19. Tra i principali paesi dell’Eurozona, va osservato come in Germania e Francia il Pil sia
tornato a crescere già dal secondo trimestre. La significativa ripresa dell’economia tedesca
(+1,2% in termini cumulati tra aprile e settembre) è tuttavia largamente spiegata nel terzo
trimestre dalla ricostituzione delle scorte, mentre nel secondo un ruolo importante lo ha svolto
la bilancia commerciale con una forte riduzione delle importazioni.
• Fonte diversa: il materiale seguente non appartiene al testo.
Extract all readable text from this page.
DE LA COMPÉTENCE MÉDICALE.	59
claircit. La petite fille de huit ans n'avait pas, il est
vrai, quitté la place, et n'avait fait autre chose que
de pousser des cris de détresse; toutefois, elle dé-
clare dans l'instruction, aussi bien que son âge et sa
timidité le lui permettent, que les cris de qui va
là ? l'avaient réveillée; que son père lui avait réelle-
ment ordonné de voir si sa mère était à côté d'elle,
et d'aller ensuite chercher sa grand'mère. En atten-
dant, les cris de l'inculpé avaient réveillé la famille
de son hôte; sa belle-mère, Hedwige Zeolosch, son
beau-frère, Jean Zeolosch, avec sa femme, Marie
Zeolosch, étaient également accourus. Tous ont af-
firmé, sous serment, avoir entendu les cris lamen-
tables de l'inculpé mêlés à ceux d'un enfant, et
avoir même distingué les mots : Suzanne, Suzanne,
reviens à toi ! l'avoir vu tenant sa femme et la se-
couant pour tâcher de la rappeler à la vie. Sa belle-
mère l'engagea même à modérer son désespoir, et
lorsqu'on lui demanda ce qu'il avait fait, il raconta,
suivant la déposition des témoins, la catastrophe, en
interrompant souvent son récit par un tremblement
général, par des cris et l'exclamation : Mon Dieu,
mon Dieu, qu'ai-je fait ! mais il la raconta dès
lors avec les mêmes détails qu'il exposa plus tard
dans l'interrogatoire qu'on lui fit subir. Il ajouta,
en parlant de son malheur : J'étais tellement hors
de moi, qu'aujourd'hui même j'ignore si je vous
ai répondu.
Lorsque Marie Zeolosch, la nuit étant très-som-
A differenza di quanto sta
avvenendo per il complesso dell’Area euro, il mercato del lavoro non ha per ora presentato in
Germania indicazioni particolarmente allarmanti: il tasso disoccupazione è rimasto stabile negli
ultimi mesi (7,5% a ottobre). La Francia invece, pur avendo mostrato un andamento del Pil
meno negativo nella fase più acuta della crisi e anticipando (come in Germania) la ripresa del
Pil nel secondo trimestre, manifesta in questo momento maggiori elementi di preoccupazione
sul tema dell’occupazione (a ottobre il tasso di disoccupazione è andato oltre il 10%).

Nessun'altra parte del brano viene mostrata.